Now that they are gone I can’t stand hearing other parents talk about their children’s accomplishments. I also can’t stop myself from making some comment about how my sons were better. I know it’s wrong, but I still do it.
Sporting events make me sad and my husband depressed. Is this empty nest? We can’t seem to figure out how to move on. Have you any suggestions? More children are out of the question. — SPOTLIGHTS DIMMED IN OHIO
DEAR S.D.: When people peer too long into a spotlight — whether directly or the reflected glare of someone nearby — it diminishes their vision for a period of time after the light is extinguished. What you may fail to see is that all parents are proud of their kids, and if you continue to compare other people’s children unfavorably with your own, you will soon be as welcome as a polecat at a garden party.
This is why I urge you and your husband to take a little time, refocus your attention to children less fortunate than your own, and invest some of your energy in other youths who need the encouragement and support you can give. If you do, you will be rewarded many times over.
DEAR ABBY: My ex-husband — who had an affair — and I have been divorced for three years, but have been forced into a roommate situation due to health issues on my part and financial issues on his.
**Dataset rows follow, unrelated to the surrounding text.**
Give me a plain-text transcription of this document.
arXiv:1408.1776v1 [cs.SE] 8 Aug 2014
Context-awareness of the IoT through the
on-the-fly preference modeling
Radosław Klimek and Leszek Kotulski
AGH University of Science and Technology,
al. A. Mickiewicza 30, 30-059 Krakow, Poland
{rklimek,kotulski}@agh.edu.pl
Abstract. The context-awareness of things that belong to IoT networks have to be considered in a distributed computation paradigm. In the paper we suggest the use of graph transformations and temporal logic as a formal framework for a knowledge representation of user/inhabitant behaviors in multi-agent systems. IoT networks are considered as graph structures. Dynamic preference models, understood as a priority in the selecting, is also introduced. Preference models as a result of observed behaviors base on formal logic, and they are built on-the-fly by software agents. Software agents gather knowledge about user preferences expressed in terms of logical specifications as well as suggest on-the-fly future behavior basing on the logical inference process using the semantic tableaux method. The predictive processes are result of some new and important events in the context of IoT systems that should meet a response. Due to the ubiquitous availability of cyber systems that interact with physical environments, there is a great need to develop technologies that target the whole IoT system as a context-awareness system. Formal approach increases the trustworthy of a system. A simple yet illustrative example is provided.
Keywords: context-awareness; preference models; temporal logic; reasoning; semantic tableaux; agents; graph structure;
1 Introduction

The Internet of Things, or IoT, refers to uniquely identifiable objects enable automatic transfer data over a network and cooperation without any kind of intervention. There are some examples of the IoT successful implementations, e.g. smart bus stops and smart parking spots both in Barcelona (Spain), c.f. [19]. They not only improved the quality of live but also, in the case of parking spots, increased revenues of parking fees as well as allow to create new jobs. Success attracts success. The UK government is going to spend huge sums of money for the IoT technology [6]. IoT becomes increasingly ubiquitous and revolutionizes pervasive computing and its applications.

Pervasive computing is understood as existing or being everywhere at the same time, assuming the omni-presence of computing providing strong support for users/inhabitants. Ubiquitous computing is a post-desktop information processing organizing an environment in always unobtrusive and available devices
We have two kids together that I have needed his help with. However, there is a potential “new guy” in my life who is uncomfortable that my ex still lives here.
My friends tell me I’m too nice to have let him stay here for so long. I feel it’s the charitable thing to do because he has nowhere to go. I’m also afraid my kids will think I’m being hateful if I kick their father out. Oh my God, Abby, what do I do? — IN TRANSITION IN TENNESSEE
DEAR IN TRANSITION: If you want to stay “stuck” in your predicament, allow your former husband to continue living there. If you would like to go on with your life, then recognize that very few men would want to date a woman who has another man living with her.
By allowing your ex to stay with you, you have allowed your children to think your marriage could be repaired. If that is not the case — and search your heart before answering that question — then set a time limit for him to leave.
DEAR ABBY: My husband and I went to a restaurant last night. We were enjoying our meal when a couple came in and sat at a table close to ours. Soon, a bad body odor wafted over to where we were sitting. It was so strong I couldn’t finish my dinner.
When we got up to pay our bill, we told the manager about it and asked what could be done. He said that was a tough question and he didn’t know the answer. I told him I was going to write to Dear Abby and ask. He said if I got an answer to be sure to let him know. What would you suggest? — CHOKING IN IOWA
DEAR CHOKING: It was not the responsibility of the restaurant staff to “do” anything about your problem. The thing to do was change to a table in another section. If you were questioned about it — which I doubt you would be — the polite response would be that you preferred a table in a different location.
TO MY CHRISTIAN READERS, A WISH FOR TOMORROW: A very merry Christmas to you all!